The broken blender you’re going to get repaired. The electric fan missing a blade. The rice cooker that still technically works but you never use. If a “just in case” has been in your storage room for three years, it can go.
30. Broken furniture waiting to be fixed
If it’s been waiting to be fixed since before you decided to sell, it’s not getting fixed. Move it out. Broken furniture is one of those things buyers photograph on their phones and show other people as a reason to negotiate.
READ: Getting Ready for Showings: Simple Habits That Make Buyers Stay Longer
31. Seasonal decor that takes up half the room
Christmas decor, Halloween props, and birthday backdrops that are not in season shouldn’t be visible. A room that has to share space with stored seasonal items feels like it lacks storage, even when the items themselves are the problem.
32. Busted light fixtures
A room is only as good as its light. A broken fixture (even one) tells buyers the home hasn’t been looked after. Replace the bulb, fix the fitting, or remove the fixture entirely. Dark rooms don’t sell.
33. Bills and documents left on counters
Beyond the privacy issue, papers on counters make kitchens and work areas feel messy and lived-in in the wrong way. Clear them before every viewing, not just the first one.
34. Junk drawer clutter
Buyers open drawers. We’ve seen it happen, and seeing clutter diverts their focus. The junk drawer is fine to have as long as it looks like organized junk, not a decade of accumulated chaos.
35. Mystery items you can’t identify
If you can’t remember where it came from or what it does, it definitely has no business being in a home you’re trying to sell. If you can’t identify it, neither can a buyer, and that’s just a distraction you don’t need.
36. Visible pet bedding, cages, or litter areas
Pets are family. But not every buyer shares that feeling, and some are genuinely put off by visible signs of animals in the home. Move pet areas out of sight for viewings, and make sure there’s no lingering smell because that one matters more than almost anything on this list.
37. Old nail holes and wall damage left exposed
A nail hole is a five-minute fix with some putty and paint. Left exposed, it reads as neglect. Buyers will find every one of them and add it to their mental list of things that need attention.
READ: 30 Survival Tips for Homeowners
38. Water stains or peeling paint on walls and ceilings
Water stains trigger one question in every buyer’s mind: is there still a leak? Even if it’s been fixed, an untreated stain suggests it hasn’t been. Paint over it. It’s worth the cost.

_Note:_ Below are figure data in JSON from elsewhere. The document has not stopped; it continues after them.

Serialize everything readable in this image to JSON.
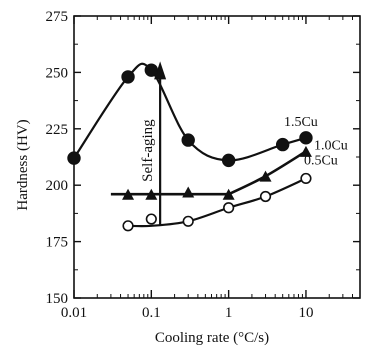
{
  "chart_data": {
    "type": "scatter",
    "xscale": "log",
    "xlim": [
      0.01,
      50
    ],
    "ylim": [
      150,
      275
    ],
    "grid": false,
    "xlabel": "Cooling rate (°C/s)",
    "ylabel": "Hardness (HV)",
    "xticks": [
      "0.01",
      "0.1",
      "1",
      "10"
    ],
    "yticks": [
      "150",
      "175",
      "200",
      "225",
      "250",
      "275"
    ],
    "series": [
      {
        "name": "1.5Cu",
        "marker": "filled-circle",
        "x": [
          0.01,
          0.05,
          0.1,
          0.3,
          1,
          5,
          10
        ],
        "y": [
          212,
          248,
          251,
          220,
          211,
          218,
          221
        ]
      },
      {
        "name": "1.0Cu",
        "marker": "filled-triangle",
        "x": [
          0.05,
          0.1,
          0.3,
          1,
          3,
          10
        ],
        "y": [
          196,
          196,
          197,
          196,
          204,
          215
        ]
      },
      {
        "name": "0.5Cu",
        "marker": "open-circle",
        "x": [
          0.05,
          0.1,
          0.3,
          1,
          3,
          10
        ],
        "y": [
          182,
          185,
          184,
          190,
          195,
          203
        ]
      }
    ],
    "annotation": {
      "text": "Self-aging",
      "x": 0.13,
      "y_from": 182,
      "y_to": 254
    }
  }
}
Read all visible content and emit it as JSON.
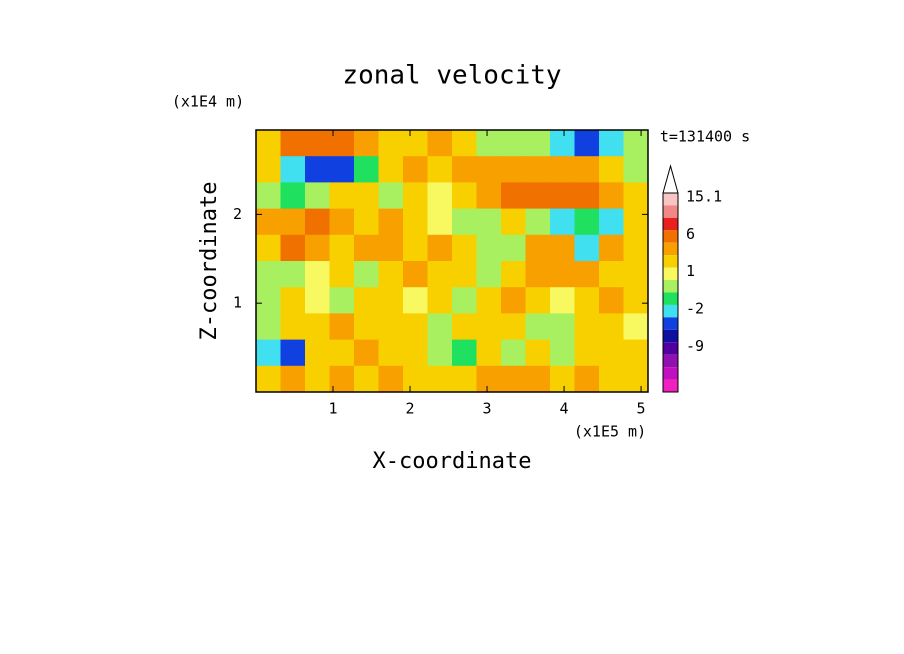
{
  "chart_data": {
    "type": "contour",
    "title": "zonal velocity",
    "x_label": "X-coordinate",
    "y_label": "Z-coordinate",
    "x_unit": "(x1E5 m)",
    "y_unit": "(x1E4 m)",
    "annotation": "t=131400 s",
    "xlim": [
      0,
      5.09
    ],
    "ylim": [
      0,
      2.95
    ],
    "xticks": [
      1,
      2,
      3,
      4,
      5
    ],
    "yticks": [
      1,
      2
    ],
    "levels": [
      15.1,
      12,
      9,
      6,
      4,
      2,
      1,
      0,
      -1,
      -2,
      -4,
      -6,
      -9,
      -12,
      -15,
      -18,
      -21
    ],
    "colors": [
      "#f8c4c4",
      "#f08888",
      "#e82020",
      "#f07000",
      "#f8a000",
      "#f8d000",
      "#f8f860",
      "#a8f060",
      "#20e060",
      "#40e0f0",
      "#1040e0",
      "#1010a0",
      "#5000a0",
      "#9010b0",
      "#c010c0",
      "#f020c0"
    ],
    "colorbar_labels": [
      15.1,
      6,
      1,
      -2,
      -9
    ],
    "field": [
      [
        1,
        5,
        5,
        5,
        3,
        1,
        1,
        3,
        1,
        -1,
        -1,
        -1,
        -4,
        -6,
        -4,
        -1
      ],
      [
        1,
        -4,
        -6,
        -6,
        -2,
        1,
        3,
        1,
        3,
        3,
        2,
        3,
        3,
        2,
        1,
        -1
      ],
      [
        -1,
        -2,
        -1,
        1,
        1,
        -1,
        1,
        0,
        1,
        3,
        5,
        5,
        5,
        5,
        3,
        1
      ],
      [
        3,
        3,
        5,
        3,
        1,
        2,
        1,
        0,
        -1,
        -1,
        1,
        -1,
        -4,
        -2,
        -4,
        1
      ],
      [
        1,
        5,
        3,
        1,
        2,
        3,
        1,
        2,
        1,
        -1,
        -1,
        2,
        3,
        -4,
        3,
        1
      ],
      [
        -1,
        -1,
        0,
        1,
        -1,
        1,
        2,
        1,
        1,
        -1,
        1,
        2,
        3,
        3,
        1,
        1
      ],
      [
        -1,
        1,
        0,
        -1,
        1,
        1,
        0,
        1,
        -1,
        1,
        2,
        1,
        0,
        1,
        2,
        1
      ],
      [
        -1,
        1,
        1,
        2,
        1,
        1,
        1,
        -1,
        1,
        1,
        1,
        -1,
        -1,
        1,
        1,
        0
      ],
      [
        -4,
        -6,
        1,
        1,
        2,
        1,
        1,
        -1,
        -2,
        1,
        -1,
        1,
        -1,
        1,
        1,
        1
      ],
      [
        1,
        3,
        1,
        2,
        1,
        2,
        1,
        1,
        1,
        3,
        2,
        3,
        1,
        3,
        1,
        1
      ]
    ]
  }
}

39. Cracked pots and planters by the entrance
The entrance is the first impression and the last one; buyers see it when they arrive and when they leave. Cracked or weathered pots make an otherwise nice frontage look unmaintained. Replace them or remove them.
40. Hoarded items disguised as storage
Every home has a version of this: the room, the corner, the cabinet that became a holding area for things that were never really put away. Buyers see through it immediately. If it’s been sitting there untouched, it’s not storage. It’s a decision you’ve been putting off. Make it before the viewing.
Remember, what you keep takes up space physically and mentally. I’ve walked through homes where everything looked right on paper (e.g., good location, generous floor area, well-priced) and watched buyers hesitate because the space felt heavy with someone else’s life. Decluttering doesn’t erase the fact that you spent time and care in a home. But it gives the next owner room to imagine theirs. A neutral, clutter-free home is simply easier to sell. And in my experience, it also feels better to leave.